Com metáforas, imagens delicadas e reflexões sobre amor, tempo, saudade e existência, a MPB ajudou a aproximar milhões de brasileiros da literatura sem que eles sequer percebessem.

Não à toa, nomes como Vinicius de Moraes, Chico Buarque, Cartola e Caetano Veloso são reconhecidos tanto pela força de suas canções quanto pela qualidade de sua escrita. Site da Novabrasil traz uma lista que mostra como a poesia encontrou um dos seus maiores espaços na música brasileira.

1. “As Rosas Não Falam” – Cartola

“Queixo-me às rosas, mas que bobagem, as rosas não falam..”

Logo nos primeiros versos, Cartola transforma uma conversa imaginária com flores em uma das mais belas reflexões sobre saudade e amor da música brasileira. Simples na linguagem, gigantesca na emoção.

2. “Cajuína” – Caetano Veloso

Inspirada na morte do filho de um amigo, a música utiliza símbolos, perguntas e referências filosóficas para refletir sobre a vida e a finitude. É considerada por muitos estudiosos uma das letras mais sofisticadas da MPB.

3. “O Bêbado e a Equilibrista” – João Bosco e Aldir Blanc

Mais do que uma canção, é uma obra poética repleta de metáforas. Escrita durante a ditadura militar, utiliza imagens como o bêbado, a equilibrista e o voo da esperança para falar sobre liberdade, exílio e democracia sem recorrer à linguagem direta.

4. “Construção” – Chico Buarque

Poucas letras alcançaram um nível tão sofisticado na música brasileira. A repetição das palavras proparoxítonas, a estrutura narrativa e o desfecho transformam a história de um operário em uma crítica social poderosa e profundamente literária.

5. “Ponta de Areia” – Milton Nascimento e Fernando Brant

Com poucos versos, a canção narra o fim de uma ferrovia mineira e, ao mesmo tempo, fala sobre memória, progresso e perdas. A economia de palavras amplia ainda mais sua força poética.

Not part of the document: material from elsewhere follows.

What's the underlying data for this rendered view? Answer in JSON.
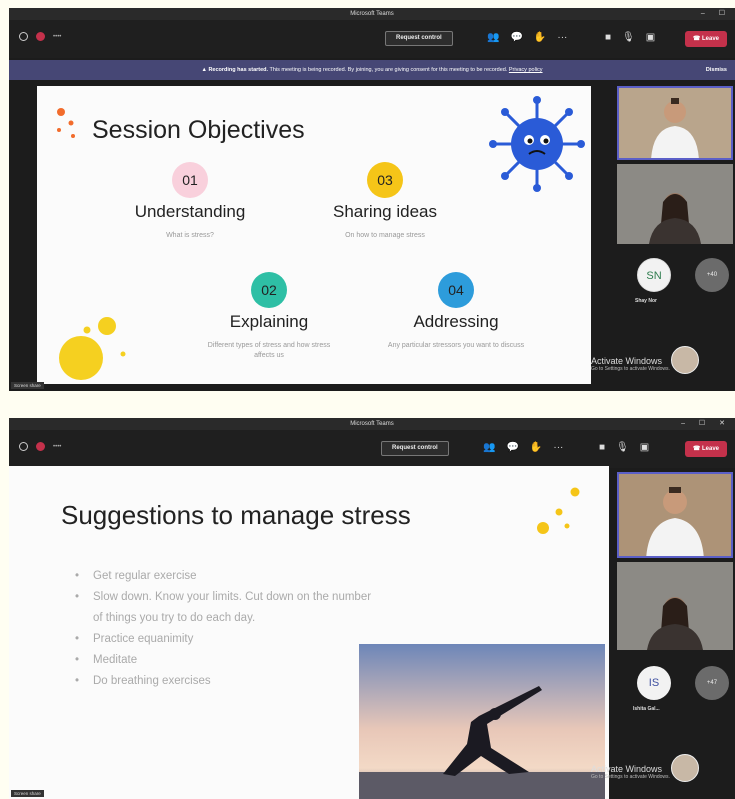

6. “Travessia” – Milton Nascimento e Fernando Brant

A estreia de Milton Nascimento nos festivais revelou uma composição marcada pela introspecção. A travessia representa muito mais do que um caminho físico: é a jornada emocional de quem aprende a seguir em frente após a dor.

7. “Sabiá” – Tom Jobim e Chico Buarque

Vencedora do Festival Internacional da Canção de 1968, a obra recupera a imagem do sabiá, eternizada por Gonçalves Dias, para falar sobre pertencimento, saudade e o desejo de voltar para casa. A influência da literatura brasileira é evidente em cada verso.

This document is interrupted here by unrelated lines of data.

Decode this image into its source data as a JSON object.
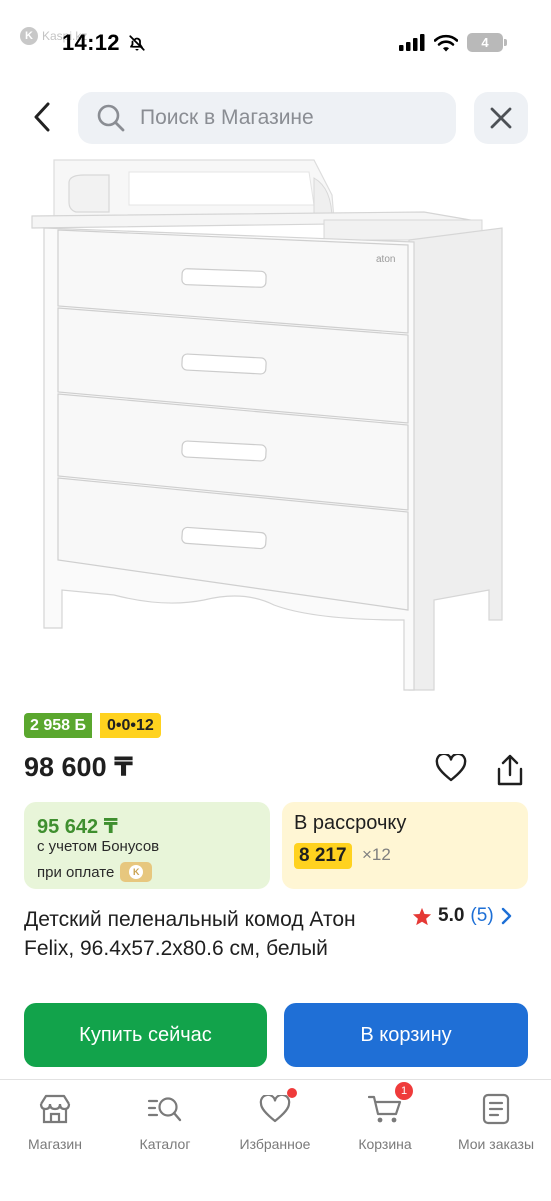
{
  "status_bar": {
    "source": "Kaspi.kz",
    "source_logo_letter": "K",
    "time": "14:12",
    "battery_level": "4",
    "icons": [
      "bell-off-icon",
      "signal-icon",
      "wifi-icon",
      "battery-icon"
    ]
  },
  "header": {
    "back_icon": "chevron-left-icon",
    "search_placeholder": "Поиск в Магазине",
    "search_icon": "search-icon",
    "close_icon": "close-icon"
  },
  "product": {
    "image": {
      "description_icon": "dresser-image",
      "brand_mark": "aton"
    },
    "bonus_badge": "2 958 Б",
    "installment_badge": "0•0•12",
    "price": "98 600 ₸",
    "favorite_icon": "heart-icon",
    "share_icon": "share-icon",
    "bonus_card": {
      "price": "95 642 ₸",
      "line1": "с учетом Бонусов",
      "line2": "при оплате",
      "coin_letter": "K"
    },
    "installment_card": {
      "title": "В рассрочку",
      "amount": "8 217",
      "multiplier": "×12"
    },
    "title": "Детский пеленальный комод Атон Felix, 96.4x57.2x80.6 см, белый",
    "rating": {
      "score": "5.0",
      "count": "(5)",
      "star_icon": "star-icon",
      "arrow_icon": "chevron-right-icon"
    }
  },
  "actions": {
    "buy_now": "Купить сейчас",
    "add_to_cart": "В корзину"
  },
  "bottom_nav": {
    "items": [
      {
        "label": "Магазин",
        "icon": "store-icon"
      },
      {
        "label": "Каталог",
        "icon": "catalog-icon"
      },
      {
        "label": "Избранное",
        "icon": "heart-icon"
      },
      {
        "label": "Корзина",
        "icon": "cart-icon",
        "badge": "1"
      },
      {
        "label": "Мои заказы",
        "icon": "orders-icon"
      }
    ]
  },
  "colors": {
    "green": "#12a34b",
    "blue": "#1f6fd6",
    "yellow": "#ffd21f",
    "bonus_green": "#5aa72e",
    "red": "#ef3b3b"
  }
}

Quando a música encontra a literatura

Uma das grandes riquezas da MPB está justamente na capacidade de unir melodia e poesia. Muitos compositores brasileiros dialogam com escritores, filósofos e movimentos literários, criando obras que resistem ao tempo porque permitem novas leituras a cada audição. Não é raro que professores utilizem essas canções em sala de aula para aproximar os estudantes da poesia.

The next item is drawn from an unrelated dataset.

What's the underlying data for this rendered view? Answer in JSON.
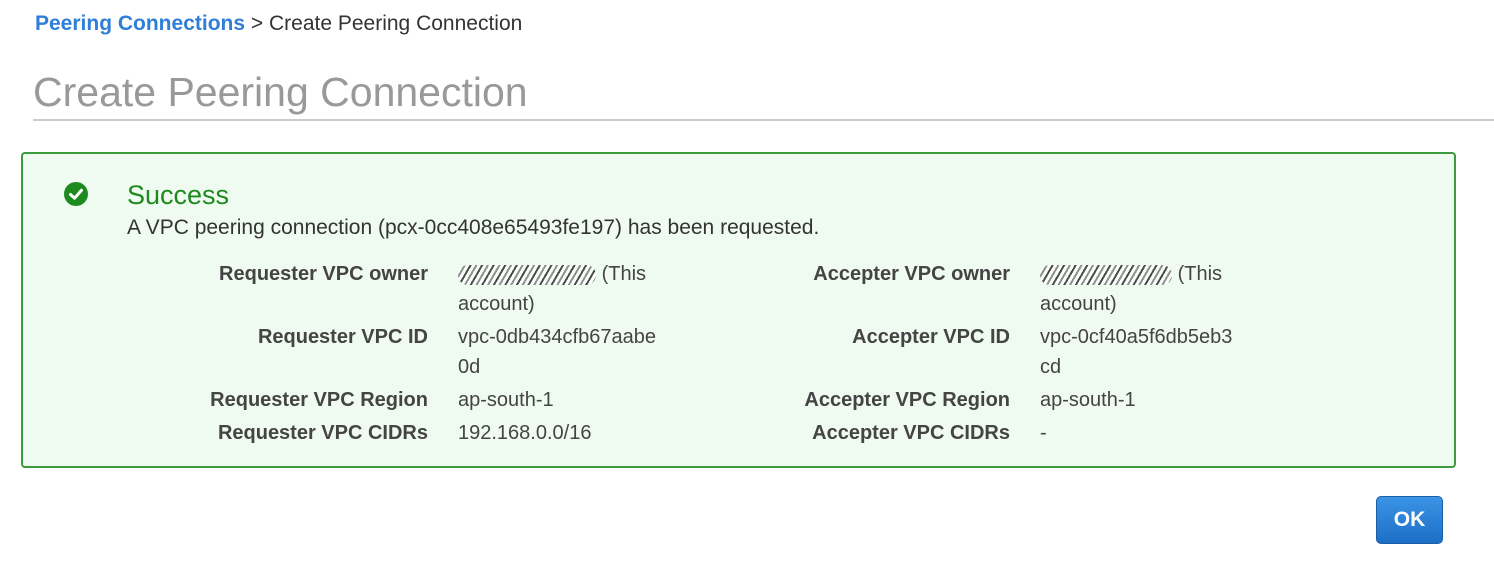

Mais do que sucessos radiofônicos, essas músicas revelam que a palavra cantada também pode emocionar, provocar reflexões e permanecer viva por décadas. Em um país onde a música ocupa um lugar central na cultura, a MPB mostra que alguns dos poemas mais bonitos já escritos talvez não estejam apenas nos livros, mas também nos discos que marcaram gerações.